According to its Password 2011 study into password usage, the privileged identity management specialist says that 48% of IT security professionals surveyed have worked for organizations whose network has been breached by a hacker.
The survey – which took in responses from 300 ITsec professionals at a recent event – found that 51% of respondents had ten or more passwords to remember for use in their work, with 42% reporting that their organizations IT staff are sharing passwords or access to systems or applications.
Against this backdrop, researchers also found that 26% of the ITsec professionals said they were aware of an IT staff member abusing a privileged login to illicitly access sensitive information.
Interestingly, 48% of respondents said they work at firms that are still not changing their privileged passwords within 90 days – some that Lieberman Software claimed are in violation of most major regulatory compliance mandates and one of the major reasons why hackers are still able to compromise the security of large organisations
The firm added that, if almost 50% of all passwords remain unchanged, as this survey discovered, then fundamental and basic IT security practices are being ignored by staff and their senior management.
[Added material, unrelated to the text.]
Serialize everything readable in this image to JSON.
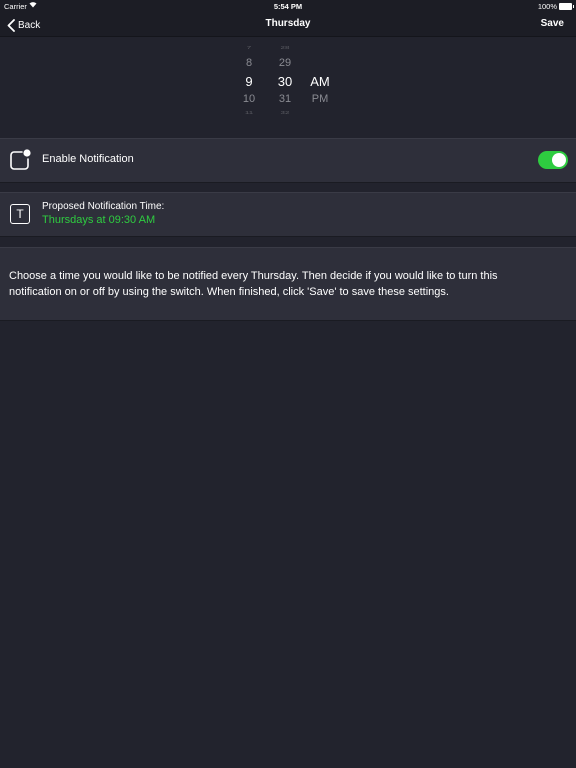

Misuse of passwords, said the firm, is major reason for data leakage.
Philip Lieberman, the firm's president, said that the results of the survey shows that despite the huge number of frequent data breaches, over the past twelve months senior management in many organisations have not yet grasped the fundamentals of IT security.
“In fact they are actively paving the way for more and bigger disasters. Password anarchy among the IT staff at major organisations is mirrored by password apathy at the top of the management hierarchy, where senior management seem almost criminally lax in the enforcement of IT security policies – to the detriment of their organizations”, he said.
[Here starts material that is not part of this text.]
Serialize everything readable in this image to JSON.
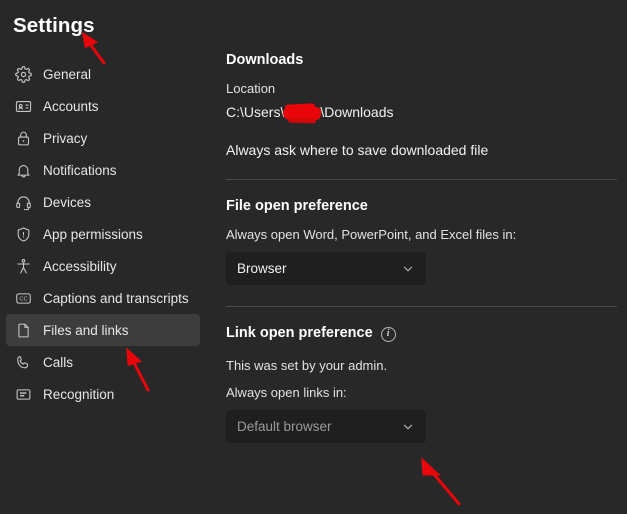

“These fundamentally careless practices and procedures revealed by the IT departments of the organizations we surveyed could cost them dearly in the coming months. We have consistently said that basic security includes locking down access to systems containing sensitive data to minimize the insider threat. However, only months after the Sony, RSA Security and Comodo hacks the situation within major organizations remains at risk”, he added.
Lieberman advised that senior management will have to pay far more attention to their basic security practices or be forced to apologize to their shareholders and customers for major data losses and subsequent damage to brand loyalty.
“The simple, unpalatable truth is that senior management generally is not policing their IT security departments enough to avoid further massive data breaches”, he said.